All members of the PSG were invited to participate, and an honorarium was offered for attendance at the focused-conversations, however, funding was not available to pay people to assist with the writing stage of this manuscript. Twelve members of the 23-member PSG attended across the two meetings, representing most states, and family carer and service user perspectives. However, they may not represent all members, or all family carer coresearchers experiences within coproduction. The final report from the COVID-19 study was submitted in August 2021. Due to the busyness of reform and policy changes, and the time taken for government review and the availability of government representatives, the public launch of the report was in August 2022. Subsequently, the reflections occurred sometime after the completion of the research process and the launch of the report, and aimed to incorporate all aspects including the dissemination of findings. It may be that the time that elapsed since the project ended meant the reflection did not capture all the necessary components of the process. Creating opportunities for reflection and feedback during the process of codesign may present additional perspectives through clearer recall and identifying early impacts upon coresearchers. The two academics who facilitated the focused-conversation, were known to the academic researchers and had not openly identified as having a family carer perspective, and this may have influenced the environment created and the analysis.

Conclusion

Reflections on the coproduction process of the experiences of mental health family carers during the COVID-19 pandemic study indicated principles for overcoming power differentials and promoting partnerships between university and community partners. Participants were active coresearchers through the NMHCCF receiving the funding to initiate the project, which placed in their hands the ability to choose partners who they determined would honor and assist elevating their perspectives to instigate policy and service change. If academic partners join without preconceptions and with curiosity, through mutual respect, shared goals and vision, and recognizing the strengths, an authentic partnership is possible. The university academic partners became supporters of the NMHCCF—providing research knowledge, skills, and work time—to enable elevating lived-experience and expertise recognition, making the research more authentic and relevant. The NMHCCF partners reported increased agency and research capability, connections and outcomes for family carers. The five identified principles enabled the process, which was spoken of as therapeutic, supportive, and relational with resultant ongoing trust, relationships, and future work plans.

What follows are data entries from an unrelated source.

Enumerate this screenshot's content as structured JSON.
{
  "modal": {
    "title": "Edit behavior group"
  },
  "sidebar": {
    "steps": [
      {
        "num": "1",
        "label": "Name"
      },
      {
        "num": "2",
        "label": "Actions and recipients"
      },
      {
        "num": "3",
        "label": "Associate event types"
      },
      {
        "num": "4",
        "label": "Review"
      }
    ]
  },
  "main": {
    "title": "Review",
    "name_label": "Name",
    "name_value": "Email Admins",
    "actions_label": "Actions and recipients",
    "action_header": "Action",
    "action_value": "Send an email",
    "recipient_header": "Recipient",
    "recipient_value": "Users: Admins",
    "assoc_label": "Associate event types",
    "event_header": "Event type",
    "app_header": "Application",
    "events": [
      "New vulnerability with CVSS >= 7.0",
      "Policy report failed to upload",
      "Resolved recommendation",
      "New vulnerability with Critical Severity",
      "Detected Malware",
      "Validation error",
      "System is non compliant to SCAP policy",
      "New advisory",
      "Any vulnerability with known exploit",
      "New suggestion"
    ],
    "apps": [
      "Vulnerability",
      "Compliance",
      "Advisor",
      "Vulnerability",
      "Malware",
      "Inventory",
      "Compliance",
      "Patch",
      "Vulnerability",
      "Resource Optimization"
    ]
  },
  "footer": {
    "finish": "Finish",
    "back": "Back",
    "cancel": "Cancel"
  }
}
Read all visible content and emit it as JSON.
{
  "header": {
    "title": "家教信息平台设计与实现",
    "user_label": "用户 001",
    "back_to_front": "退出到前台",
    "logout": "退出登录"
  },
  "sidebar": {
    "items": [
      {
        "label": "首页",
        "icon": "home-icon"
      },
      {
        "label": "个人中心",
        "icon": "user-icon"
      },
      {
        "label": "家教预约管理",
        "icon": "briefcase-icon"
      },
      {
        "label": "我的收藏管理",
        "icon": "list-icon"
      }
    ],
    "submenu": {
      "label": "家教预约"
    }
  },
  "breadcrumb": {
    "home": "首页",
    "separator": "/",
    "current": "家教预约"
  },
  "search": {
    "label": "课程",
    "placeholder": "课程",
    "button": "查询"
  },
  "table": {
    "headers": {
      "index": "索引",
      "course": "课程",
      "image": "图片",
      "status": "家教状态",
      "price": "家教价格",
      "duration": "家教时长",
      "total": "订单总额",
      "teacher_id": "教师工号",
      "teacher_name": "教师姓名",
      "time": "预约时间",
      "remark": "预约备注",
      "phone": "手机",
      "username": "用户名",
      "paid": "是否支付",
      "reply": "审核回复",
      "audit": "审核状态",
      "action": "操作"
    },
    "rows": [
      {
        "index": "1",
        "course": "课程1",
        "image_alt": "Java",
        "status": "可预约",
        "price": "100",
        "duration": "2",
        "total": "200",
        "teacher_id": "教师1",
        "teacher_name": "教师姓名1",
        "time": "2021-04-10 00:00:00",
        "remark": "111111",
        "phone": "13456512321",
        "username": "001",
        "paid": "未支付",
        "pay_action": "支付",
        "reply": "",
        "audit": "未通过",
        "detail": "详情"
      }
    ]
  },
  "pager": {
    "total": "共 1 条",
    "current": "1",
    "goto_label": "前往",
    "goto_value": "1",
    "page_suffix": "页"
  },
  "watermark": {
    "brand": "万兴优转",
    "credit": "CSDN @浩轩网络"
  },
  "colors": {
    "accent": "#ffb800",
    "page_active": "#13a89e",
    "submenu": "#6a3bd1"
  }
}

Relevance to Clinical Practice

This article identifies participatory principles valued by mental health family carers in generating evidence that is relevant and authentic. These principles can be operationalized by academic researchers to facilitate family engagement through:

Practices that consider governance frameworks that enable lived-experience leadership;

Sharing roles and information to reduce power differentials;

Practitioners and research partners providing technical knowledge and skills to work with people with lived-experience supporting a project to successful completion; and

Working collaboratively so all people's knowledge, ways of working, strengths, and abilities are recognized.

Implications for social work practice include that social workers are well placed to engage in such cocreation of knowledge given the discipline's core values of respect for persons, social justice, importance of human relationships, integrity, and professional identity (Australian Association of Social Workers, 2020; National Association of Social Workers, 2021).